In contrast, Hillary has failed to give direct answers to her critics. I will point to just one instance though others can add more examples in the comments to support the contention. The instance I want to point to relates to the overarching narrative of the campaign. Hillary has tried to frame Obama as too inexperienced for the job. As we have seen, Obama directly answers the charge by citing the fact that he actually has really strong experience in many ways.
However, there's another over-arching argument that is being made here between the clashing campaign themes of experience and judgment. Obama has made the point that experience is not an end-in-itself, not something that is intrinsically good or good for its own sake.
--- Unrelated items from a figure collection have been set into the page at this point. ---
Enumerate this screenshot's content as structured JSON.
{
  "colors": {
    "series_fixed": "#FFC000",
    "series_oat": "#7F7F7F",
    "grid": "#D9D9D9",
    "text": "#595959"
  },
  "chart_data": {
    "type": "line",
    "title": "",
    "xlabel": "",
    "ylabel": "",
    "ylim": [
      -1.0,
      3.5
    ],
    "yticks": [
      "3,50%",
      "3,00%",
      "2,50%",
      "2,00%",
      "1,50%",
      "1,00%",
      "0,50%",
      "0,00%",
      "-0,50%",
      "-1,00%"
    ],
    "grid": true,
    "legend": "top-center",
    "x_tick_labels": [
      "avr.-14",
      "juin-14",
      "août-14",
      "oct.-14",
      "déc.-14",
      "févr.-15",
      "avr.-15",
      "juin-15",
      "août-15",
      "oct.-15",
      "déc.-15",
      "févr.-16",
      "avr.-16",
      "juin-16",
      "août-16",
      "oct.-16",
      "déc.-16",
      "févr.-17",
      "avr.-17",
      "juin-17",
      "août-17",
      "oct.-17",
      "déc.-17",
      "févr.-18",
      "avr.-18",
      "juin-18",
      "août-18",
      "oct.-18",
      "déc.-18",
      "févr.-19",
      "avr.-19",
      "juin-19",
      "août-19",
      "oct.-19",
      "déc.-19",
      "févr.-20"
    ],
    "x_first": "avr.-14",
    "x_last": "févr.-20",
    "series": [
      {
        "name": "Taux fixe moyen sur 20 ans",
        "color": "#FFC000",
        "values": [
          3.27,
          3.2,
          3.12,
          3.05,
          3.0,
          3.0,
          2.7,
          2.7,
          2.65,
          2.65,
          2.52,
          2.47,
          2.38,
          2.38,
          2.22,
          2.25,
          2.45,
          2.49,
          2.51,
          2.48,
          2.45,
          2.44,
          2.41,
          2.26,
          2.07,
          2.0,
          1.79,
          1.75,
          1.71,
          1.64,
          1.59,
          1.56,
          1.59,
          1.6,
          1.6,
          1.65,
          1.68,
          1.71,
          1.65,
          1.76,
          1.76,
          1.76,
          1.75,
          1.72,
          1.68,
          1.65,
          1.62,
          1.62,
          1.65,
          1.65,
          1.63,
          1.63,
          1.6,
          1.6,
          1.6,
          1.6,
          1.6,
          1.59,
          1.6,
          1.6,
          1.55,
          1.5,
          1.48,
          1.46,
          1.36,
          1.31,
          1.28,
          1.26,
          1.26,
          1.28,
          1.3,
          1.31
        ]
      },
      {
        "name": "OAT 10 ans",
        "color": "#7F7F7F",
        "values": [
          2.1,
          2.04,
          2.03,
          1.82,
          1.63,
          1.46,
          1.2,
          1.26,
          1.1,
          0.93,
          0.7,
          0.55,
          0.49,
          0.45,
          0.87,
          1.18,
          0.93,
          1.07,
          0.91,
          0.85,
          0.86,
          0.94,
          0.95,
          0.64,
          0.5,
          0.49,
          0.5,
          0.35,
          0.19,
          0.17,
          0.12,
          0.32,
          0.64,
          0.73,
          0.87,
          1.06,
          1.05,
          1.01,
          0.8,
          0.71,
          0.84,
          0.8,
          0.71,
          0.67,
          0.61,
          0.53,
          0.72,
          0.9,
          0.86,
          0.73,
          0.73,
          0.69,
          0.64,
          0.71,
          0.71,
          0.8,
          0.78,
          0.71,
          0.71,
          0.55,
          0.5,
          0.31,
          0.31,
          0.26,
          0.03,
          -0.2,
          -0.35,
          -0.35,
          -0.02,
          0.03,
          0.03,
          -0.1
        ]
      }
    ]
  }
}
The point is driven home by pointing to all the experience of folks like Rumsfeld and Cheney. Here is, indeed, what Wes Clark himself said of that experienced team back in 2001 as a speaker for the Pulaski County Republican Party in Arkansas:
If you look around the world, there's a lot of work to be done. And I'm very glad we've got the great team in office, men like Colin Powell, Don Rumsfeld, Dick Cheney, Condoleezza Rice, Paul O'Neill - people I know very well - our president George W. Bush. We need them there, because we've got some tough challenges ahead in Europe.
http://www.factcheck.org/...
A lot of good all that experience did us. It's true that experience can sometimes be good as a means. It can be a means to accomplishment. Note that Obama's response to the charge of inexperience includes specific references to his legislative achievements, highlighting especially his track record of achieving reforms that make our government more open, more ethical, more accountable, and more democratic. Continuing those reforms in the Obama presidency will lay the groundwork for a sustained progressive mandate. Experience can also be a means to good judgment. Obama has pointed out that he among the leading candidates alone had good judgment in foresight on Iraq. Other candidates have good judgment in hindsight. Hillary does not seem even to have that, refusing to admit that it was a mistake not to read the NIE, to vote for blank check authorization, and to vote against measures seeking to force more diplomacy.
So now the challenge is to Hillary. Can she say how her experience has yielded concrete achievments? Can she say how her experience informs her judgment? Or are we just going to have her surrogates whining about who started it?